On paper the UFC and Fox deal looks like a win-win for everyone. However, I think even the biggest UFC fan would have to question the commitment from Fox if all the UFC is getting is one hour and two fights. It is almost as if Fox said, “Welcome aboard, but make sure to park in the lot across the street from headquarters.”
The UFC will only get one first impression. That is why this first Fox special is arguably the most important UFC event in company history. But what can the UFC be expected to showcase with only one hour, and two fights for an hour on a Saturday night? Saturday night is not a big television night in general and now you’ll have the UFC trying to compete with a Notre Dame game in prime time as well as several other NCAA games on the various ESPN networks (including LSU). Manny Pacquiao will also be boxing later that night. Is this really a showcase or an invitation to fail?
In other words, this is just a glorified Spike prelims special on Fox. How many classic prelim specials do you remember on Spike? Other than the WEC pay per view prelims, I don’t remember many classics. That is because the odds are stacked against the UFC on a two-fight card to showcase UFC at its best. At minimum, the UFC needed a four if not a five fight special to make this thing work. I can’t imagine anyone at Zuffa is happy about this deal.

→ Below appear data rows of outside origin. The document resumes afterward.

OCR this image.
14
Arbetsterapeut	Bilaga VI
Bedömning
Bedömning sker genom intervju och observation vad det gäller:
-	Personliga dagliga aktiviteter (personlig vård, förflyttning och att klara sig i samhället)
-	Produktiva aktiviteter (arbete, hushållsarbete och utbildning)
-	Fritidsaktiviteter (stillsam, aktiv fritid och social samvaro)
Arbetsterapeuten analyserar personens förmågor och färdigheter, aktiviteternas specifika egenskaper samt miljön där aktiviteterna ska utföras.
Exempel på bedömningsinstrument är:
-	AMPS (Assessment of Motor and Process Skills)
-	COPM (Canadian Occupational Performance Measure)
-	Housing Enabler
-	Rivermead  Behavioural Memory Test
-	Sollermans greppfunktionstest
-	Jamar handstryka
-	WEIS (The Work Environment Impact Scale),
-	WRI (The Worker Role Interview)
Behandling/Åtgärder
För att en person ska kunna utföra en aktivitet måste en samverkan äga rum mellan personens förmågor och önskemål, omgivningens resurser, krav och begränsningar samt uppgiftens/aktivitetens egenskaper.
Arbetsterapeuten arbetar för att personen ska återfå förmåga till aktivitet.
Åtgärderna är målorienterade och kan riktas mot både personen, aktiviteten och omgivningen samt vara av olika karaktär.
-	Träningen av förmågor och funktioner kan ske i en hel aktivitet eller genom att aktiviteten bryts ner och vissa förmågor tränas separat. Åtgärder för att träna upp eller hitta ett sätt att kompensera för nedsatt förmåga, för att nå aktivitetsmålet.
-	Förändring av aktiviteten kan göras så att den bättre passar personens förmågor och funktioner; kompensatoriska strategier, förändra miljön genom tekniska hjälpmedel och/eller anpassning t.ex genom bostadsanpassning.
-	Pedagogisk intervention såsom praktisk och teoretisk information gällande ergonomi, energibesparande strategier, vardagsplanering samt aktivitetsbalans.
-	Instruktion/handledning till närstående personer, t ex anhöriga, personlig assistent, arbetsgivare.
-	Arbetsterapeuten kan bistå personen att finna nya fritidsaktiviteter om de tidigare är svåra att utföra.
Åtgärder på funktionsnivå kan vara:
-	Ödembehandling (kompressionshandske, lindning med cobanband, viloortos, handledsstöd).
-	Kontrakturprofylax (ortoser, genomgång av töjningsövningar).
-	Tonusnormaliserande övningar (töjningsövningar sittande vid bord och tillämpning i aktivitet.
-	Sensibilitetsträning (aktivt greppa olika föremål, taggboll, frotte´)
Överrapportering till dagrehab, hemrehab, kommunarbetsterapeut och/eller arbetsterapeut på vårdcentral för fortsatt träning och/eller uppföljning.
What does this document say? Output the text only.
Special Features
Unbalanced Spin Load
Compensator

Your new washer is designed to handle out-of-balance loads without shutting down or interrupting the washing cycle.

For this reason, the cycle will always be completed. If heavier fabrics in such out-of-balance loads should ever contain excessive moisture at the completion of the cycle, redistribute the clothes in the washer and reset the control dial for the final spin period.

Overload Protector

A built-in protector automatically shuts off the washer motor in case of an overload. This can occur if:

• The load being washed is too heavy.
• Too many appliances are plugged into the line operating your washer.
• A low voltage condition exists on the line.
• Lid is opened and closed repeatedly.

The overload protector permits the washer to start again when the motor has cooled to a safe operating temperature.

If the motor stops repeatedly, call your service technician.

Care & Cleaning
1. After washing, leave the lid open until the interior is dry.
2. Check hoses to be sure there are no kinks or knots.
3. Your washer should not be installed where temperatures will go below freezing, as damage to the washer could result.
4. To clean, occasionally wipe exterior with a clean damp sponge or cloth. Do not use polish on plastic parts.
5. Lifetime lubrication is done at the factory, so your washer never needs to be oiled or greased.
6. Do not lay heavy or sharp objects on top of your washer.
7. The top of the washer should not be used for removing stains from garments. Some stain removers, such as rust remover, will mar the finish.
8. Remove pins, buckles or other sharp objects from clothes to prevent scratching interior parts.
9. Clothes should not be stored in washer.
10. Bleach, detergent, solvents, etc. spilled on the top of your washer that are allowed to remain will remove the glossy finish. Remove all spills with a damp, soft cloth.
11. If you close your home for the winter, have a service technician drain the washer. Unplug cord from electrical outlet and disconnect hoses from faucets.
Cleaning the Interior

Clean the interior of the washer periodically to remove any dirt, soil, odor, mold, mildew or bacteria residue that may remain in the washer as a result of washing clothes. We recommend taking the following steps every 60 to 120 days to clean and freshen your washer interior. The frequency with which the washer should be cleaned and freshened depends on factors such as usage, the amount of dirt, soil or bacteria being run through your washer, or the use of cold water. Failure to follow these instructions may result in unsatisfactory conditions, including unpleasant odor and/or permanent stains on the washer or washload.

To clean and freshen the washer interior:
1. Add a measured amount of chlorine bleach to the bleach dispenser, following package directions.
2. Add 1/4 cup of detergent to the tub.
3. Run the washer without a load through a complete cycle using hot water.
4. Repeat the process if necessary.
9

The odds are certainly stacked against the UFC. Sure, the UFC can get lucky and hit on two fights that deliver. But in a sport where nothing is given, how often does that happen? On a five fight UFC pay per view, how many of those fights deliver as promised? Probably two, three fights may blow the fans away on a good night, and it is almost rare for a home run in all five, although it does happen. Unless Vince McMahon is booking this thing, the UFC will be rolling the dice that both fights will deliver, and those are odds that I wouldn’t want on my first Fox special.
You also have the issue of the five-round fight. The UFC told the world several weeks ago that all main-events will go five rounds starting at UFC 137. So now you are talking about a show where at least one fight will be five rounds. Most guys who fight for five rounds generally start out at a slower pace, conserving their energy for the “championship rounds.” Unless the UFC completely balks at this new rule change, the company will be faced with delivering a slow, deliberate fight in their Fox debut rather than an action-packed three rounder. Of course that isn’t always the rule as Chael Sonnen vs. Anderson Silva and Dominick Cruz vs. Urijah Faber have shown, but it is generally the norm.
So let’s talk fights. The UFC and Fox both said that the live specials will have star power. That’s all fine and good but who is available? I have heard rumblings of Chael Sonnen vs. Anderson Silva if Sonnen wins, but Sonnen would likely not be available. Not to mention, I don’t think you want the media diving into Sonnen’s baggage for your debut. Chris Leben vs. Mark Munoz would make a ton of sense and they could move that from UFC 138. The champions would all be unavailable unless some stuff is moved around. Brock Lesnar won’t be ready. I’d say that Anderson Silva is probably your best bet, but there wouldn’t be anyone available worthy of a title shot unless Brian Stann beats Chael and takes the fight right away. Brian Bowles vs. Urijah Faber could move, but is that worthy of such an important slot? If Jon Jones wins, maybe he throws the UFC a bone for backing out of UFC 133 and comes back fast for a title fight with Rashad Evans? A Lyoto Machida vs. Shogun Rua rematch if Rua wins in Brazil is another possibility, but I just don’t know. I’d say Leben vs. Munoz is the way to go unless I am missing an obious matchup.
All I know is that for such a big event, there sure seems to be a lot of questions going into it. The two fight, one hour broadcast is a big disappointment and not what most expected when we were told about what the UFC’s presence on Fox would be.